Erisphex is a genus of marine ray-finned fish, velvetfishes belonging to the family Aploactinidae. The genus is found in the Indian and western Pacific oceans.

==Taxonomy==
Erisphex was originally described as a genus in 1904 by the American ichthyologists David Starr Jordan and Edwin Chapin Starks with Cocotropus pottsii, which had been first formally described in 1896 from Kobe in Japan by Franz Steindachner, designated as the type species. The genus Erisphex is classified within the family Aploactinidae in the suborder Scorpaenoidei within the order Scorpaeniformes, although this family is also treated as a subfamily of the stonefish family Synanceiidae within the Scorpaenoidei, which in turn is treated as a superfamily within the order Perciformes.
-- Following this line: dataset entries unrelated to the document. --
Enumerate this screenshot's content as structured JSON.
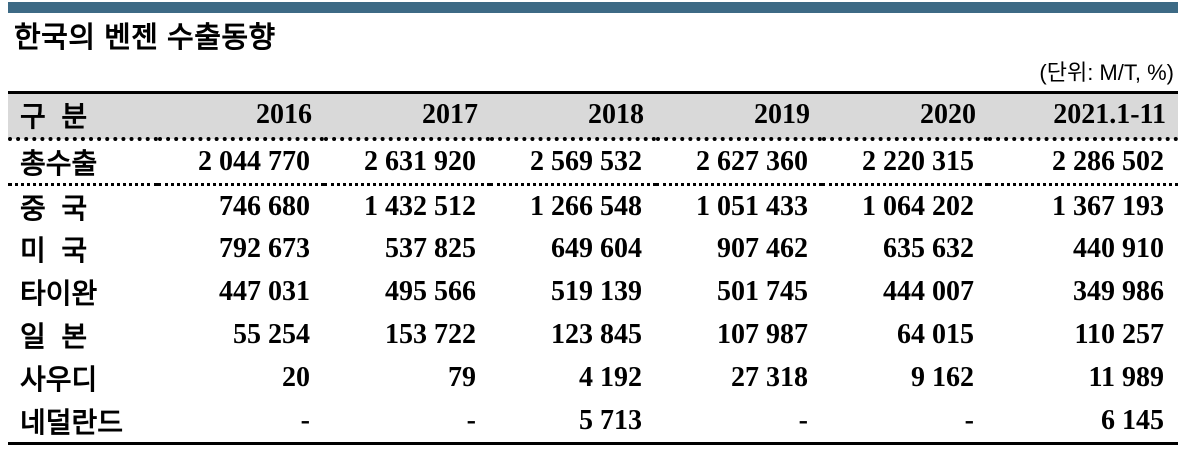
{
  "page": {
    "accent_bar_color": "#3d6a85",
    "header_bg_color": "#d9d9d9",
    "title": "한국의 벤젠 수출동향",
    "unit_note": "(단위: M/T, %)"
  },
  "chart_data": {
    "type": "table",
    "title": "한국의 벤젠 수출동향",
    "unit": "M/T, %",
    "columns": [
      "구  분",
      "2016",
      "2017",
      "2018",
      "2019",
      "2020",
      "2021.1-11"
    ],
    "rows": [
      {
        "label": "총수출",
        "values": [
          "2 044 770",
          "2 631 920",
          "2 569 532",
          "2 627 360",
          "2 220 315",
          "2 286 502"
        ]
      },
      {
        "label": "중  국",
        "values": [
          "746 680",
          "1 432 512",
          "1 266 548",
          "1 051 433",
          "1 064 202",
          "1 367 193"
        ]
      },
      {
        "label": "미  국",
        "values": [
          "792 673",
          "537 825",
          "649 604",
          "907 462",
          "635 632",
          "440 910"
        ]
      },
      {
        "label": "타이완",
        "values": [
          "447 031",
          "495 566",
          "519 139",
          "501 745",
          "444 007",
          "349 986"
        ]
      },
      {
        "label": "일  본",
        "values": [
          "55 254",
          "153 722",
          "123 845",
          "107 987",
          "64 015",
          "110 257"
        ]
      },
      {
        "label": "사우디",
        "values": [
          "20",
          "79",
          "4 192",
          "27 318",
          "9 162",
          "11 989"
        ]
      },
      {
        "label": "네덜란드",
        "values": [
          "-",
          "-",
          "5 713",
          "-",
          "-",
          "6 145"
        ]
      }
    ]
  }
}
The name of the genus, Erisphex is a compound of eri, meaning "very", and sphex, which means "wasp", this was not explained by Jordan and Starks, but is presumed to be an allusion to the venom-bearing spines in the fins of these fishes.

==Species==
There are currently four recognized species in this genus:
- Erisphex aniarus (J. M. Thomson, 1967) (Dark-finned velvetfish)
- Erisphex philippinus (Fowler, 1938)
- Erisphex pottii (Steindachner, 1896)
- Erisphex simplex L. C. Chen, 1981

==Characteristics==
Erisphex is distinguished from other velvetfishes by having a pair of large spines ion the lacrimal bone, the second spine is large and extends down over the maxilla. They also have 4 sharp spines on the preoperculum to the front of the base of the pelvic fins. These are small fishes, the largest species is E, pottii which reaches a maximum total length of 12.1 cm>

==Distribution==
Erisphex velvetfishes are found in the eastern Indian and Western Pacific Oceans as far east as New Caledonia.

==Venom==
Erisphex velvet fishes have venom glands in the base of their anal fin spine.